Natco then was a small company with sales of Rs 15 crore. As a bulk drug supplier, it had to invest upfront to build manufacturing capacities and consistently faced price pressures from imports or otherwise. From the beginning, Nannapaneni had an aversion to the capital-intensive, low-margin business; instead, he wanted to capture better value for his father’s research skills. Natco’s technical prowess was well known—it synthesised complex products such as sustained- and time-release dosage forms, where drugs are released in the body at preset intervals. Natco’s chemistry skills were proven too—it made tough-to-copy cancer drugs, which involved navigating several patents around processes to synthesise a single drug. The generic version of Nexavar, sorafenib, involves peptide chemistry, an area only few companies in India, such as Cipla and Sun, dabble in. It has synthesised the generic drug of gleevac—Natco calls it imatinib—by claiming that Novartis’s patents for the product were invalid. That case is still in court. Cipla is the only other company which cracked the code for gleevac in India.

Nannapaneni decided early that Natco should focus on utilising its capability in chemistry by launching formulations rather than merely being a manufacturer. In 2003, Natco launched its formulations division, putting out more than 30 products in one go, to be sold as prescription medicines through doctors. Further, Natco focussed on anti-cancer drugs such as gleevac.
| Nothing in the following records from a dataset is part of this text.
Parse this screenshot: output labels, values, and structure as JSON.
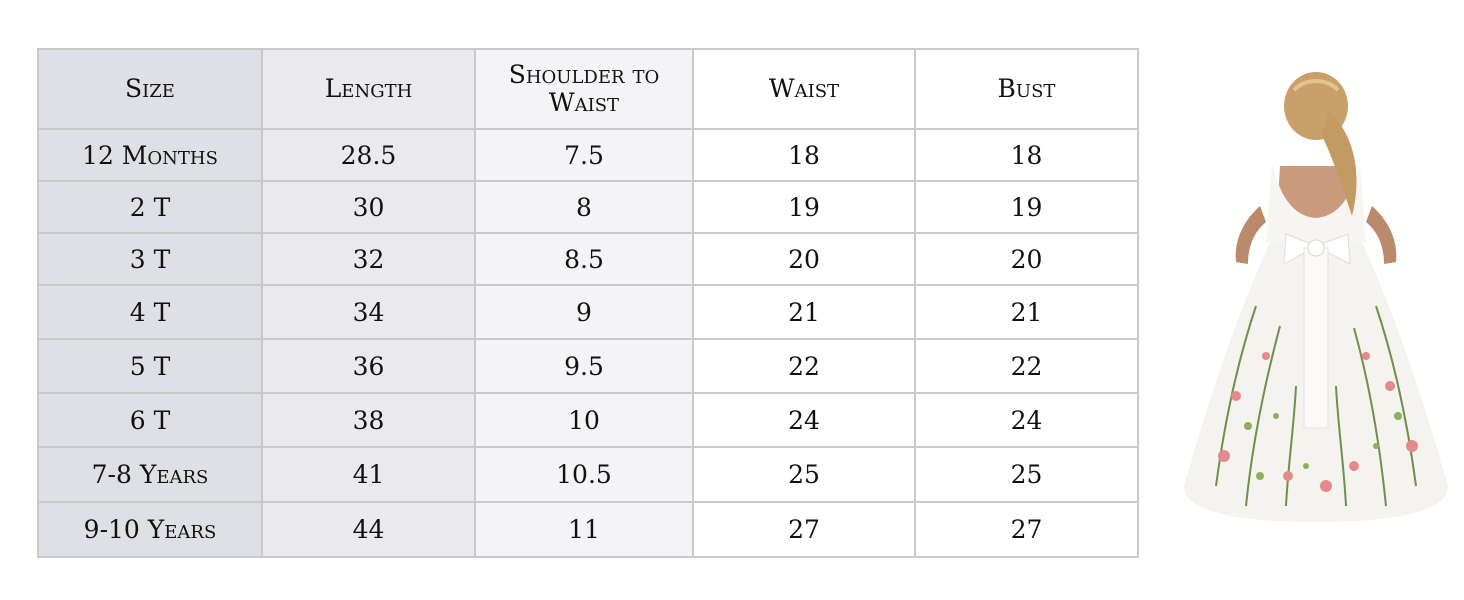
{
  "table": {
    "headers": [
      "Size",
      "Length",
      "Shoulder to Waist",
      "Waist",
      "Bust"
    ],
    "rows": [
      [
        "12 Months",
        "28.5",
        "7.5",
        "18",
        "18"
      ],
      [
        "2 T",
        "30",
        "8",
        "19",
        "19"
      ],
      [
        "3 T",
        "32",
        "8.5",
        "20",
        "20"
      ],
      [
        "4 T",
        "34",
        "9",
        "21",
        "21"
      ],
      [
        "5 T",
        "36",
        "9.5",
        "22",
        "22"
      ],
      [
        "6 T",
        "38",
        "10",
        "24",
        "24"
      ],
      [
        "7-8 Years",
        "41",
        "10.5",
        "25",
        "25"
      ],
      [
        "9-10 Years",
        "44",
        "11",
        "27",
        "27"
      ]
    ]
  },
  "photo": {
    "subject": "girl-in-floral-embroidered-white-ball-gown-back-view"
  }
}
Today, domestic formulations contribute to nearly 40% of sales, of which 80% comes from oncology products. There are two advantages to this strategy: Natco did not waste its energies trying to launch me-too products and, therefore, played a price war with Ranbaxy and Cipla, which have larger distribution teams. Natco has just a 200-strong sales force for its Rs 190 crore domestic formulation sales, averaging a crore per person. The industry norm for Indian companies that have a few thousands in their rolls is half of what a Natco salesperson does.
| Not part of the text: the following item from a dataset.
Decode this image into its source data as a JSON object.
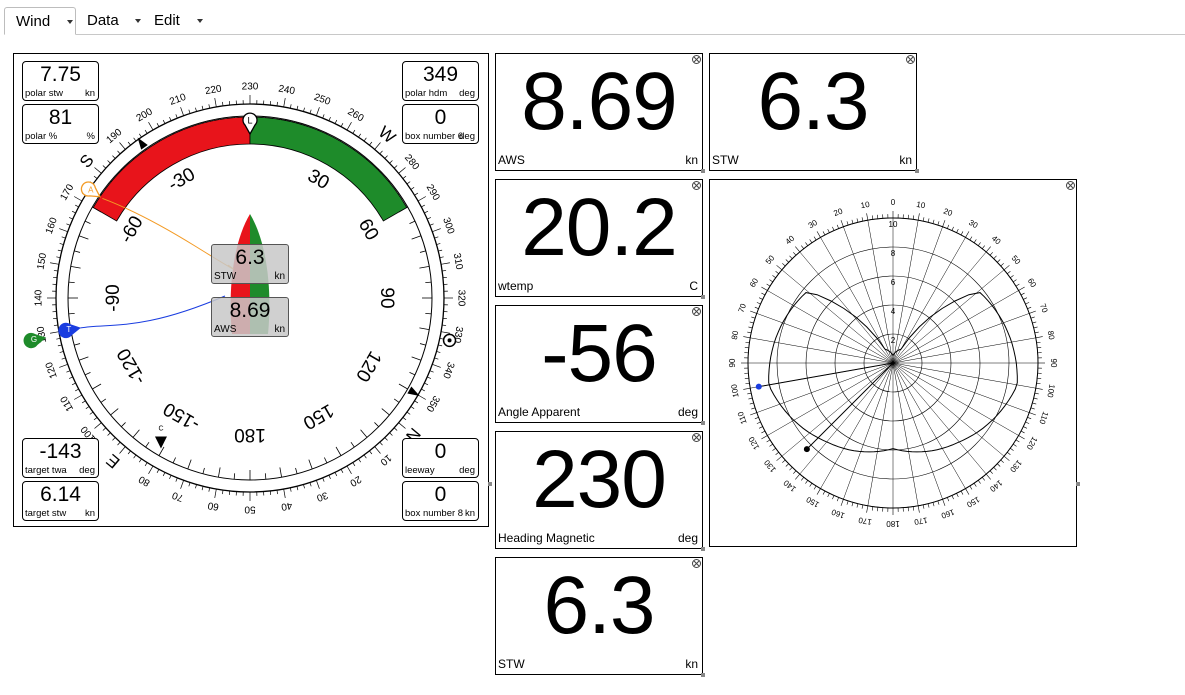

Backed by a steadily growing business and windfall gains expected from exclusive generics, Nannapaneni says he has the appetite to go for a few more compulsory licences. There are two more in the pipeline, both anti-cancer, but he won’t disclose which therapies the drugs address. A close associate of his in the pharma business in Hyderabad, who did not want to be named, says Nannapaneni is most likely to target multinationals that don’t have a significant presence in India. So, by strategy, he won’t entangle himself with a company such as Pfizer, which demonstrated its might by stopping the manufacture of sidenafil citrate, Viagra’s chemical name, by India’s Orchid Chemicals. That wasn’t under compulsory licence though.

Despite having bagged the first compulsory licence within a year of application, Nannapaneni feels that the process is only going to get difficult going forward. Multinationals could subsidise the cost of drugs through various patient support programmes and come across as more sympathetic, for example. “Usually, the first success is the toughest, but in this case the complexities are only going to increase,” says Nannapaneni.

Natco’s counsel Hariharan feels pressure will increase as there is a precedent now for granting compulsory licences. IPA’s Shah, however, feels that a lot will finally depend on the government and its ability to withstand global pressure on compulsory licences. Says Nannapaneni: “Somebody had to get a compulsory licence. We did it and will do it again.”